Predictors of Omega-3 Index in Patients With Acute Myocardial Infarction Full Text
Mayo Clinic Proceedings, 07/01/2011
Exclusive author commentary
Salisbury AC et al. – Potentially modifiable factors, such as patient–reported fast food intake, fish intake, and smoking, are independently associated with the omega–3 index in patients with acute myocardial infarction (AMI). These characteristics may be useful to identify patients who would benefit most from omega–3 supplementation and lifestyle modification.Methods
- Dietary habits of 1487 patients in the 24–center Translational Research Investigating Underlying disparities in acute Myocardial infarction Patients' Health status (TRIUMPH) registry between April 11, 2005, and September 28, 2007, were assessed by asking about the frequency of fast food and nonfried fish consumption.
- All patients had erythrocyte omega–3 index measured at the time of hospital admission for AMI.
- The authors used multivariable linear regression to identify independent correlates of the omega–3 index and modified Poisson regression to predict risk of a low omega–3 index (<4%).
- The proportion of patients with a low omega–3 index increased with more frequent fast food intake (18.9% for <1 time monthly, 28.6% for 1–3 times monthly, 28.8% for 1–2 times weekly, and 37.6% for ≥3 times weekly; P<.001).
- In contrast, a low omega–3 index was less common among patients with more frequent fish intake (35.1% for <1 time monthly, 24.9% for 1–3 times monthly, 16.1% for 1–2 times weekly, and 21.1% for ≥3 times weekly; P<.001).

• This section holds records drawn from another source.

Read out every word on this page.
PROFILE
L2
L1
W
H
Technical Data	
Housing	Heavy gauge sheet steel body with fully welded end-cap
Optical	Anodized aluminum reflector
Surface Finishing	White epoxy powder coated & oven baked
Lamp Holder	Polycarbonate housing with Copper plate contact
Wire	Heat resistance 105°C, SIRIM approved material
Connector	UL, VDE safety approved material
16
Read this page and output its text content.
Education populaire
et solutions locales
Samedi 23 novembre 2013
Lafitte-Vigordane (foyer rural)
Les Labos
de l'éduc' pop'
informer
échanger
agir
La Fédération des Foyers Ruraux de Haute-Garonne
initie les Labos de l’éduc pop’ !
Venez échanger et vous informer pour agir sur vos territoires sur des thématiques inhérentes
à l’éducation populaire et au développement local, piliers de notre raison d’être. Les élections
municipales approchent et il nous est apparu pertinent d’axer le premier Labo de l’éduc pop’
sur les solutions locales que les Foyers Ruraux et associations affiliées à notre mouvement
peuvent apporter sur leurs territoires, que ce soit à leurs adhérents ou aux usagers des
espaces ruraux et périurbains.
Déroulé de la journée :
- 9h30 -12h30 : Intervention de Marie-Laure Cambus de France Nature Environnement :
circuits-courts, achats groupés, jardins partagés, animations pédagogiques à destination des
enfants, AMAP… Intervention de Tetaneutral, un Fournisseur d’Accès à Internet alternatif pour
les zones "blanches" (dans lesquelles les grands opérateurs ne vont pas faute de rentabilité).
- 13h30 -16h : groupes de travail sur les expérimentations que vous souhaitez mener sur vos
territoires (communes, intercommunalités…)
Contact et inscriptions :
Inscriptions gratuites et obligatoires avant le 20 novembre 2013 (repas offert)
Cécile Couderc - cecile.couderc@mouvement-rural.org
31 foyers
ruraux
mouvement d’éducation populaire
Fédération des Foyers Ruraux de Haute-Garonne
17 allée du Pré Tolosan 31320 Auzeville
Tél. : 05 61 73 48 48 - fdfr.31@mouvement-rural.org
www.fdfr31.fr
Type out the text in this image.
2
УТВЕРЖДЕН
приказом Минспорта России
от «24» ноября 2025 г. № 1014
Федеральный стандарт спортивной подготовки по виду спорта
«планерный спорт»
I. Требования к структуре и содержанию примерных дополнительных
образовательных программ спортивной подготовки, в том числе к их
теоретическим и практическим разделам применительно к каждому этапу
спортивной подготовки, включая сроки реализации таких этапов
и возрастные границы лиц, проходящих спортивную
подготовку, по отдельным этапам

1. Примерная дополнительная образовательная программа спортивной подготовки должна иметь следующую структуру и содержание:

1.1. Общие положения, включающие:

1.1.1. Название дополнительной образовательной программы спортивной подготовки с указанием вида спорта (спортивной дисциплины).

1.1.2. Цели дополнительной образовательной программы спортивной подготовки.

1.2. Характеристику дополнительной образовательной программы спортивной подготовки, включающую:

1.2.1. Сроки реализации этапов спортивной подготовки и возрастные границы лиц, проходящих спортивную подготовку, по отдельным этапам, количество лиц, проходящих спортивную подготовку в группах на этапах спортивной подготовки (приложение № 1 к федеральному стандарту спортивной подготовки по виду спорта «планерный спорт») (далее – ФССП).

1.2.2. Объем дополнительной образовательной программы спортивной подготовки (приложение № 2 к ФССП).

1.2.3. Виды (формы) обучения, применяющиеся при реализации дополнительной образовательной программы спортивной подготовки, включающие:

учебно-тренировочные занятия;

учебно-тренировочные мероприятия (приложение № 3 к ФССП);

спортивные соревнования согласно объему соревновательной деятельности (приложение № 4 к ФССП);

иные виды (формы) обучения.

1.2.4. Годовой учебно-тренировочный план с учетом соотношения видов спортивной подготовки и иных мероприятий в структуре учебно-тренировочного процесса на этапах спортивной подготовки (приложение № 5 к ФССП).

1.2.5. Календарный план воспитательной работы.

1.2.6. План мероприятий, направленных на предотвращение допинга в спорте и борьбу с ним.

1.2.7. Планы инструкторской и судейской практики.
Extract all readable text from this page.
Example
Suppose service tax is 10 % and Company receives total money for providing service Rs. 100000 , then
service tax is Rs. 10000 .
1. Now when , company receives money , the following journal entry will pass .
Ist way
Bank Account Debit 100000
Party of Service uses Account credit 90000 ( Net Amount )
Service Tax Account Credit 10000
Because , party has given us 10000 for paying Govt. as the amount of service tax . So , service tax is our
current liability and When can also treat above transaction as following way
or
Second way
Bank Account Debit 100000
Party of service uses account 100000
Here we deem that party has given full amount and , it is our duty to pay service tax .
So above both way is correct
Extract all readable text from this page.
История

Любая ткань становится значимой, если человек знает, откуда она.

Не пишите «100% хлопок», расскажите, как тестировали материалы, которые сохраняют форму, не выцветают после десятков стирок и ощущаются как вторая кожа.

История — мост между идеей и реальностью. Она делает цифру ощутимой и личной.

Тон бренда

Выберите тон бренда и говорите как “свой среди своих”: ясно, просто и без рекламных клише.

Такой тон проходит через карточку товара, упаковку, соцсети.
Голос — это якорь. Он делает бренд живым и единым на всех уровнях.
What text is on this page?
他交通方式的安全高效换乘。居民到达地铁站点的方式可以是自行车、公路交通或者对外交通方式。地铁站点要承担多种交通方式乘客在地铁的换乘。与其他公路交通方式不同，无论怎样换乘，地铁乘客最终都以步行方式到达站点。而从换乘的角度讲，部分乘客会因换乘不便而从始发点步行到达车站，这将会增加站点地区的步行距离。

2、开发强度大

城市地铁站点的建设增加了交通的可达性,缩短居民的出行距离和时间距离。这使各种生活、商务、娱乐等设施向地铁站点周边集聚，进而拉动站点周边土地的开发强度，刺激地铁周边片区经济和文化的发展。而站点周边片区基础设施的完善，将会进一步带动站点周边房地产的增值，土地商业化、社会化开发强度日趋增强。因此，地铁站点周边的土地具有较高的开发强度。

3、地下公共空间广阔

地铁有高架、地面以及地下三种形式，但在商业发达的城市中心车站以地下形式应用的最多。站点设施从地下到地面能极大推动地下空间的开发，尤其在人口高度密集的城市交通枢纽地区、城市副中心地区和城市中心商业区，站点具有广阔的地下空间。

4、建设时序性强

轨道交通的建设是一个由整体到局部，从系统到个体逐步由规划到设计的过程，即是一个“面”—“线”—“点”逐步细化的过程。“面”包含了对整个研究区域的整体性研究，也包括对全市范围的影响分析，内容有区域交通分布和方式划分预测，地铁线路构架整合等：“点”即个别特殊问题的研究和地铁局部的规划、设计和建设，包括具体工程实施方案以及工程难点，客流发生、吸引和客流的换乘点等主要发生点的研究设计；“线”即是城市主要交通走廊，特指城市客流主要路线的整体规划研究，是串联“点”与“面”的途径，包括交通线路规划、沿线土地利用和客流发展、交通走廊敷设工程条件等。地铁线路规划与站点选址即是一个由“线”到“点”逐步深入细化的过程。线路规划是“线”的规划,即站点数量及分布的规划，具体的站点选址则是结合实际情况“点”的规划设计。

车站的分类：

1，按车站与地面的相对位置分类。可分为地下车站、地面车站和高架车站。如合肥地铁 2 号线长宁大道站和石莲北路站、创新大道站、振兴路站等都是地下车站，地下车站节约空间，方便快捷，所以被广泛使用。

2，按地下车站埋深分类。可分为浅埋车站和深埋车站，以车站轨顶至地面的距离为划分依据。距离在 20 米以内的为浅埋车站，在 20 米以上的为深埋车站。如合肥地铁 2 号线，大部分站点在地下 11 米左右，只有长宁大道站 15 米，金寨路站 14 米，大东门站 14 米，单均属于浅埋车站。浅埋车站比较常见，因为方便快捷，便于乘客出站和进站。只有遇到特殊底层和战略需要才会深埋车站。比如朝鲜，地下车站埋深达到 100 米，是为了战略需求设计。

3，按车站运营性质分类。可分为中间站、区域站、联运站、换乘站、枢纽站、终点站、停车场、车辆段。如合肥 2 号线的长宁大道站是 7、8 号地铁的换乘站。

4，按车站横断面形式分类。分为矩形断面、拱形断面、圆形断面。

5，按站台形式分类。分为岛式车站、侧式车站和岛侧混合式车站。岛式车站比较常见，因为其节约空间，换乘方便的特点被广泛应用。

- Fish intake, older age, race other than white, and omega–3 supplementation were independently associated with a higher omega–3 index, whereas frequent fast food intake, smoking, and diabetes mellitus were associated with a lower omega–3 index.
Adam C. Salisbury, MD, MSc (07/01/2011) comments:
Omega-3 fatty acid intake is associated with lower mortality in patients with coronary artery disease, and patients with high red blood cell omega-3 fatty acid levels have lower mortality than those with low omega-3 indices. In this large, multicenter cohort of patients hospitalized with acute myocardial infarction, we found that patient's characteristics and dietary practices were strong predictors of favorable omega-3 indices. These findings have two important clinical implications. First, guideline recommended fish and omega-3 supplement intake was strongly associated with higher omega-3 indices. However, unhealthy lifestyle practices (including fast food consumption and smoking) were associated with lower omega-3 indices. This suggests that simply offering omega-3 supplements may be less likely to augment omega-3 fatty acid levels, and potentially less likely to improve outcomes, than more comprehensive lifestyle counseling that addresses multiple dietary and lifestyle behaviors. Second, we found that patients with low omega-3 indices, who may be most likely to benefit from supplementation and diet counseling, could be accurately identified using routinely available patient characteristics (age, race, diabetes, smoking and dietary habits). Using patient characteristics to target omega-3 supplements to high risk patients avoids the cost of omega-3 index testing, and informing patients of their risk for low omega-3 levels may reinforce their adherence to treatment. Further studies are needed to understand whether targeting omega-3 supplements to higher risk patients improves patients' adherence or outcomes. Moreover, research is needed to determine whether providing counseling on comprehensive dietary modification, in addition to omega-3 fatty acid supplementation, improves results in better outcomes than providing omega-3 fatty acid supplements alone.